Lately, the song by Peter Gabriel “I grieve” from the movie “City of Angels” plays on repeat when I see babies, baby clothes, little kids, blasted strollers and families in general while at the store, the mall, freaking Cracker Barrel.
I have to almost step outside of myself in order to NOT have a breakdown. Though some days are better than others, I can’t seem to fully accept this permanent loss.
What hurts the most is I will never have anyone who looks like me or inherits the way I tilt my head when I’m pondering or laughs like me.
As an only child, I have always enjoyed my own company. My imagination is huge.

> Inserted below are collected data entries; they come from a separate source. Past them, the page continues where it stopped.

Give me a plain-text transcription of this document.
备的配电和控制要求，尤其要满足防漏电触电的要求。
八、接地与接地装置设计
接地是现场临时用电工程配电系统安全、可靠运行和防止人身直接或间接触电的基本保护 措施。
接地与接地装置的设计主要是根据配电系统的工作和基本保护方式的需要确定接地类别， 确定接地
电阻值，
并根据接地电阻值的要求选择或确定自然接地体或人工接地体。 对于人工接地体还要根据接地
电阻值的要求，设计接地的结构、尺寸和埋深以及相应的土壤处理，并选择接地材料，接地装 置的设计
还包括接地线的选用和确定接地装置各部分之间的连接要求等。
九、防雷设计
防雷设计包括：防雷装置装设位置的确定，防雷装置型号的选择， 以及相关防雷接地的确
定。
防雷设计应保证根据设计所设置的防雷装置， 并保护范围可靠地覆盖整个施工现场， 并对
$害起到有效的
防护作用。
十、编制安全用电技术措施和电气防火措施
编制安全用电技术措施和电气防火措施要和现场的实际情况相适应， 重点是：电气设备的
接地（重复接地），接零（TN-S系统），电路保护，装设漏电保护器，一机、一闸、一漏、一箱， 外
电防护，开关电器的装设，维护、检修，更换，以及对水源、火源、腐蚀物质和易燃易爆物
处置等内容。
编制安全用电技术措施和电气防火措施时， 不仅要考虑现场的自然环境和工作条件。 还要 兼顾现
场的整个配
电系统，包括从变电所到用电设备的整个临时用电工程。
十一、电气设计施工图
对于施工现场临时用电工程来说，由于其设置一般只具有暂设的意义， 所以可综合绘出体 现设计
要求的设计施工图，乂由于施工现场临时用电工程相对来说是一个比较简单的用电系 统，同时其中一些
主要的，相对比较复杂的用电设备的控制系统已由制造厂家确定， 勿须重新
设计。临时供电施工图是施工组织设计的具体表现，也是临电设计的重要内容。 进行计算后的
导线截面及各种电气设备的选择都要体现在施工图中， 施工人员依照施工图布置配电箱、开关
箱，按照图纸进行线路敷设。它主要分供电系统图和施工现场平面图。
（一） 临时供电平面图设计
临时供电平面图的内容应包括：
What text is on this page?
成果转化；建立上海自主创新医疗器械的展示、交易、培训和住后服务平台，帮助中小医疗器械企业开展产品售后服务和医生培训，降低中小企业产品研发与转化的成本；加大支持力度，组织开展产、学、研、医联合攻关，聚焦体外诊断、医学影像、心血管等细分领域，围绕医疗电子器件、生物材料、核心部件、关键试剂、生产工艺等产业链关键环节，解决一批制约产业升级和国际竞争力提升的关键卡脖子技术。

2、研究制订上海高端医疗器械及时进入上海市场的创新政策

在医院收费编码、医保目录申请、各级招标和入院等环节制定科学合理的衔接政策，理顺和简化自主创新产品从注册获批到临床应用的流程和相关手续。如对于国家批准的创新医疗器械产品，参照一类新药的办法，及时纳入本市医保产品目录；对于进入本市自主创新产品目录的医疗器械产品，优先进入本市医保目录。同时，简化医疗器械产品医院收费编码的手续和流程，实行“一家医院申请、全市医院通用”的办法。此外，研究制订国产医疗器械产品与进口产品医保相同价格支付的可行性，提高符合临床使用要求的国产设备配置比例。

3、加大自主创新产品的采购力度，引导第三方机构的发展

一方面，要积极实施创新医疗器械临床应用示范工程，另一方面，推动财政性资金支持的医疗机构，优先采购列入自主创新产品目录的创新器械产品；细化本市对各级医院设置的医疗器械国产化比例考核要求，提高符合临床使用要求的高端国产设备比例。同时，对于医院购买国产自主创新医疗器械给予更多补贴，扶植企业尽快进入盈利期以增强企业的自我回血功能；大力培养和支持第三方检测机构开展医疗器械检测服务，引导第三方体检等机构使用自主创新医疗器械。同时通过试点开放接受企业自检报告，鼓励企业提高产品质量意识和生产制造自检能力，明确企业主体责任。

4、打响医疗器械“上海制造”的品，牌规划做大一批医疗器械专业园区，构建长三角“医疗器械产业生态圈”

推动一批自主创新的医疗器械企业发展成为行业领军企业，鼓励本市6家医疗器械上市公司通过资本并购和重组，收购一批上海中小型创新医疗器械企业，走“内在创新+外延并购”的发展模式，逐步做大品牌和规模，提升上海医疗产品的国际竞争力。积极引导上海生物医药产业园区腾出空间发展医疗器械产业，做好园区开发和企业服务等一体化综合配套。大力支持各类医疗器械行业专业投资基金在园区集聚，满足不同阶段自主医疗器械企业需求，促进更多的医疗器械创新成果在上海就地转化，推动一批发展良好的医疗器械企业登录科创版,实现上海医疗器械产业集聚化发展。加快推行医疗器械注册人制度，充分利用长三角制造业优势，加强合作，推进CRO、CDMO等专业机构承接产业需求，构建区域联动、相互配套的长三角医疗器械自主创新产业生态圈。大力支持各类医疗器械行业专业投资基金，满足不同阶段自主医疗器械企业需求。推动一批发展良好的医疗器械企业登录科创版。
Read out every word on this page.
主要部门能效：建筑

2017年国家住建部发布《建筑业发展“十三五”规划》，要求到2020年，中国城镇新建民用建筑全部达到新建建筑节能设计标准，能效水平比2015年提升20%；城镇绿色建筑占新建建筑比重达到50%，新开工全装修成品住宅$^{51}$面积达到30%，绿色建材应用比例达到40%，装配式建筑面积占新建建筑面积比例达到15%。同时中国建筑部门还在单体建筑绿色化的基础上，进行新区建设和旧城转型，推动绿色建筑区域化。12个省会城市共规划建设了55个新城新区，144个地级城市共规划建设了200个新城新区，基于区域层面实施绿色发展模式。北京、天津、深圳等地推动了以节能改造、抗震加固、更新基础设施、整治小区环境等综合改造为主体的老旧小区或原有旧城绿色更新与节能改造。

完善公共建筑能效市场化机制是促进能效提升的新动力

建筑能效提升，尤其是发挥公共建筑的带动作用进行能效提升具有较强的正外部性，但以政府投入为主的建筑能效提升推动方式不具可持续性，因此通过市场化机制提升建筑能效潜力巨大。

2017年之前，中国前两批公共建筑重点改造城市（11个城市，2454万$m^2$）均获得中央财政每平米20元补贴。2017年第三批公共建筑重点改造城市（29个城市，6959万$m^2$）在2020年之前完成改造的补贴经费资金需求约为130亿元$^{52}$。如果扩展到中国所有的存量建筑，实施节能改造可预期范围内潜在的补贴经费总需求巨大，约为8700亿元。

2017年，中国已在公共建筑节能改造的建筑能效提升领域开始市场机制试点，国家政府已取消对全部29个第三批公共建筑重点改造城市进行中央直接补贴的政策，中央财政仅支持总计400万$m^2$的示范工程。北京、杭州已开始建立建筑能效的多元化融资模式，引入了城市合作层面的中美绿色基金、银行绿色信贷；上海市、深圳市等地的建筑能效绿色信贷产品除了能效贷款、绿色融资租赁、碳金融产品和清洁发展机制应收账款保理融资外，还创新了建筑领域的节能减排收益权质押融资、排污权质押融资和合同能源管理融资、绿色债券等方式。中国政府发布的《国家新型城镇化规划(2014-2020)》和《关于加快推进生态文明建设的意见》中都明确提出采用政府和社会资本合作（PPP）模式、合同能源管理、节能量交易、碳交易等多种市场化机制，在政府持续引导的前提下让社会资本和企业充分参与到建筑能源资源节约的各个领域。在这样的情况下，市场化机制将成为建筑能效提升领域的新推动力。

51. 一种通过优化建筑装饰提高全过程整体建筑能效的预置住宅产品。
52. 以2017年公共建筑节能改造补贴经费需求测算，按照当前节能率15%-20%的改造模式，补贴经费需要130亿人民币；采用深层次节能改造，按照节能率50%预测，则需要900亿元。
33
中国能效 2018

Now I wish I didn’t have such a huge imagination because I keep imagining what a son or daughter might’ve looked like.
I tend to focus my grief of being medically induced into menopause on not having anyone to look like me because I grew up just knowing my mother’s side of the family. Thanks to divorce when I was two, I never met anyone on my father’s side until I was 35 years old.
I look nothing like my mother. I look nothing like her side of the family. I have struggled with that.
There is no one to carry on my name. It literally stops with me.
What is it like to actually carry a child? Thanks to cancer, I will never know.
by Megan-Claire Chase
How would you respond to the writing prompt, ‘Ovary Suppression’?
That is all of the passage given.